Some missionaries may antagonize people through an evangelical spirit that borders on cultural imperialism. But the vast majority "have this compassionate vision of the love of God that's irresistible," he said. "They go there because God is already there calling them."
That's why it's unlikely that the killings in Yemen and the tension generally in Islamic nations will keep missionaries away, Repp said.
"There are so many willing to go because they really do believe in the biblical imperative of spreading the gospel of Jesus Christ to every human being," he said. "Secondly, they really believe in the commands of scripture to serve others, whether it be by providing medical care like those folks in Yemen, or agricultural training or development."
Shock and remorse
Repp, 52, a psychologist, started the nonprofit, interdenominational Minnesota Renewal Center eight years ago. A staff of five trains missionaries and other Christian leaders and counsels, heals and renews those returning from difficult postings.
"They may be feeling shock, numbness, anger, remorse, anxiety," Repp said. "Mission work is an extremely stressful endeavor already: leaving family behind, the cross-cultural stresses, the stresses between personalities. Then you put the threat of terrorism and political strife on top of that.
"Mission agencies certainly are tightening up on where they're willing to send people. They're trying to do a better job of assessing the safety issues, especially in the Middle East. If there's a higher risk, they will pull missionaries out."

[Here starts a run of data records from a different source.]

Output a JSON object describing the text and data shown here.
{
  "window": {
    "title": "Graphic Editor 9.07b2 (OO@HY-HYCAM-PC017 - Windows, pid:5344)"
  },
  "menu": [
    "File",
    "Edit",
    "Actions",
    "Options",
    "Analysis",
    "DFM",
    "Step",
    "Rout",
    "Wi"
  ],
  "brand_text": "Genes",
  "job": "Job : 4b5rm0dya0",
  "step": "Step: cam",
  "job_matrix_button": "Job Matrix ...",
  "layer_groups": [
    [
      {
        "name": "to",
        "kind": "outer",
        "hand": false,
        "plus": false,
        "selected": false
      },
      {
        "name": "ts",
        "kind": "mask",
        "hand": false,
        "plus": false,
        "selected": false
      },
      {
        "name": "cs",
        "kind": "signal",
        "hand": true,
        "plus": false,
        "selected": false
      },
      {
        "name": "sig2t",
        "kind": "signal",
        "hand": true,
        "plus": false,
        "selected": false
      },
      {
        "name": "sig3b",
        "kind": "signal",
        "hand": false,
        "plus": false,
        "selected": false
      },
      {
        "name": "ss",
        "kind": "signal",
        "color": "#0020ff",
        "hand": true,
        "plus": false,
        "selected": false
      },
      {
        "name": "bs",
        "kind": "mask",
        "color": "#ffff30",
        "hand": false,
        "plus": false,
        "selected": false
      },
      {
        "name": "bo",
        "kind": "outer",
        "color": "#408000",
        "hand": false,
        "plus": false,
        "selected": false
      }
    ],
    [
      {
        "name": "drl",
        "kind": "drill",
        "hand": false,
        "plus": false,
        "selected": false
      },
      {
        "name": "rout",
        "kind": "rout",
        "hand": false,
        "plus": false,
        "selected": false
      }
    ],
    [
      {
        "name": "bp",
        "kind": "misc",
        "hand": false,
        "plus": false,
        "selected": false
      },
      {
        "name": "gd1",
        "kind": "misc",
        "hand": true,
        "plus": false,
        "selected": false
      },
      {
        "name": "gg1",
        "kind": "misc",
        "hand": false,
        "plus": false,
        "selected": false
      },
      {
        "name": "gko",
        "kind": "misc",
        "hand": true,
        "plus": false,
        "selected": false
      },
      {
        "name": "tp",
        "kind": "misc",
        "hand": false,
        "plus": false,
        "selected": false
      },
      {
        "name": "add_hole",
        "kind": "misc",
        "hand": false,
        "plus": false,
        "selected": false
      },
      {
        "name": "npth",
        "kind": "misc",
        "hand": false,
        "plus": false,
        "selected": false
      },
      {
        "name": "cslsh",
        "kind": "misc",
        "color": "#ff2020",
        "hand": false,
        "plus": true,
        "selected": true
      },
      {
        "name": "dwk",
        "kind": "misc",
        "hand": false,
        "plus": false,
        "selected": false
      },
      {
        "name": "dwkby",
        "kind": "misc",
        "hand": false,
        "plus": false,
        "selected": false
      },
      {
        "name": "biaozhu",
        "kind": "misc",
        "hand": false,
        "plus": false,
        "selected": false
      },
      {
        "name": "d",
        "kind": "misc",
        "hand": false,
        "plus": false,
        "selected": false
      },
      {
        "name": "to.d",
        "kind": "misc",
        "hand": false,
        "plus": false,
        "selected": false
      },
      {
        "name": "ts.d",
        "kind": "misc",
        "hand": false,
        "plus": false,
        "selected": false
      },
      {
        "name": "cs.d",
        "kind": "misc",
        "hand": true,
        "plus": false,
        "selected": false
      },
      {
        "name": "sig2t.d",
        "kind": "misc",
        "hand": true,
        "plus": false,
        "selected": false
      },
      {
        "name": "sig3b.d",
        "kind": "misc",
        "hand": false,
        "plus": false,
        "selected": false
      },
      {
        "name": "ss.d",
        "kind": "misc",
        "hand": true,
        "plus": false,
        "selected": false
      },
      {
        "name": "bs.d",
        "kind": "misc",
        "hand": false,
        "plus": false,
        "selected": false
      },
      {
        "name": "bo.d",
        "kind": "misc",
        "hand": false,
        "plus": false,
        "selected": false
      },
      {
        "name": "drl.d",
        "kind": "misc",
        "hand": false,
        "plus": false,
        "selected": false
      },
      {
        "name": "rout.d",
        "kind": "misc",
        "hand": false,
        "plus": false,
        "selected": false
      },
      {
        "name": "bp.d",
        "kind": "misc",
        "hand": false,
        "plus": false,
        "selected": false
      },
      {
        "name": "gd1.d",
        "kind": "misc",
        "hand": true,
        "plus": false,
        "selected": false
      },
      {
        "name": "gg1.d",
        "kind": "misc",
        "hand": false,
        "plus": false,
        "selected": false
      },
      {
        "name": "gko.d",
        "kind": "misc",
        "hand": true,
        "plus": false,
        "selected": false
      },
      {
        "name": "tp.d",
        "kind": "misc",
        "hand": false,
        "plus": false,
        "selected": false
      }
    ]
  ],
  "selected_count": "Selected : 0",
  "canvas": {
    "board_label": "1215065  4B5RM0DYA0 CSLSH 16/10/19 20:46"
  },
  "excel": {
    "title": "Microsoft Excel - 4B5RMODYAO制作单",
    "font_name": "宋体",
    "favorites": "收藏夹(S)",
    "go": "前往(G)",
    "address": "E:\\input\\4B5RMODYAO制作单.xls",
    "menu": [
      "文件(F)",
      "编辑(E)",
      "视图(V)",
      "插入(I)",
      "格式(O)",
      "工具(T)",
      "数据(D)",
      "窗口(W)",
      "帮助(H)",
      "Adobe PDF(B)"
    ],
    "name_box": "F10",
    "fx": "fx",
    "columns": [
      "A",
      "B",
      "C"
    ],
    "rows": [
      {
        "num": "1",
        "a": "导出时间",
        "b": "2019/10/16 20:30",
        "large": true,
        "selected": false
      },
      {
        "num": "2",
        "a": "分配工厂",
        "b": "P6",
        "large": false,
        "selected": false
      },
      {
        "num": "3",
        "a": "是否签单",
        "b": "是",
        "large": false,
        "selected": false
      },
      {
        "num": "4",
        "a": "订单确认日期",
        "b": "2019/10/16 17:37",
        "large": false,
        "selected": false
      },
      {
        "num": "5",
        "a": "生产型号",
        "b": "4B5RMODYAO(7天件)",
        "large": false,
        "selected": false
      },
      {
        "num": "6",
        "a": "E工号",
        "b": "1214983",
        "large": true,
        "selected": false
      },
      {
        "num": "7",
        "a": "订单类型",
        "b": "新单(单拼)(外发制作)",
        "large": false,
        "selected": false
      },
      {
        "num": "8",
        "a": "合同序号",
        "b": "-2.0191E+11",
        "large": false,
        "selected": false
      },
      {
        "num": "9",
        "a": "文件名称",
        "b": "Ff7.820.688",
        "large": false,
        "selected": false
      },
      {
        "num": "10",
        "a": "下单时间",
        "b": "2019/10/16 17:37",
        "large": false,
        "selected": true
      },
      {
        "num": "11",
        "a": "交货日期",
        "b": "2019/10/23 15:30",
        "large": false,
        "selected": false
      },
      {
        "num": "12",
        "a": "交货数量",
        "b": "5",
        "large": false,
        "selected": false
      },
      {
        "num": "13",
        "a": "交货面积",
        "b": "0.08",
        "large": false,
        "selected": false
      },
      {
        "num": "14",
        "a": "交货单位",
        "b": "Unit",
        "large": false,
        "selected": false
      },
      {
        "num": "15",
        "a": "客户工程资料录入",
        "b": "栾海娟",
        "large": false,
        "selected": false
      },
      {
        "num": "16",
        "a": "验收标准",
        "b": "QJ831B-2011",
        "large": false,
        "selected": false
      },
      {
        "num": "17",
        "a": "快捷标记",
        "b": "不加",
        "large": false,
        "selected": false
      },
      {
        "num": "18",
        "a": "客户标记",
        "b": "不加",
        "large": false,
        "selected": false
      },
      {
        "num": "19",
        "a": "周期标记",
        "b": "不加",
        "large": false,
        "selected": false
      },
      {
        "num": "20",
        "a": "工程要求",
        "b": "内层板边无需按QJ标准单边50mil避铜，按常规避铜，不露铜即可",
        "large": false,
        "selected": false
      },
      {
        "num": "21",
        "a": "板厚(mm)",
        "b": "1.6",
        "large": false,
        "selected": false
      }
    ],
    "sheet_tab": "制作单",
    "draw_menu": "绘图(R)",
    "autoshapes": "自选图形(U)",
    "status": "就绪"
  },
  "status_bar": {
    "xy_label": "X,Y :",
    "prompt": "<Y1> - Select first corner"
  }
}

But that in itself can be traumatic for a missionary.
"Many are keen to get back" to their posts, Repp said. "Just after 9/ll, we did a debriefing with four missionaries -- two from Minnesota -- who had been pulled out of Pakistan because of events in Afghanistan. The sponsoring agencies thought they might be at risk. But the missionaries were heartbroken at having to leave."
Repp and his wife, Janell, took two young daughters along on a year's mission to Nigeria in 1990. They were there during the Gulf War.
"A number of friends and relatives were quite concerned we were putting our children at risk," he said. "But we wanted to be there, and we believe in the line that 'you are never safer than when you're in the will of God.' I know that's probably not much comfort to the families of those who were killed in Yemen, but it's what missionaries believe."
Daughter Hannah, now 20, left Tuesday for Thailand, where she will spend her college interim period teaching English to college students. She and Jessie, 17, have worked in orphanages in Mexico and Guatemala.
"They would call themselves 'world Christians,' " Repp said. "They have a world awareness that most American kids don't have."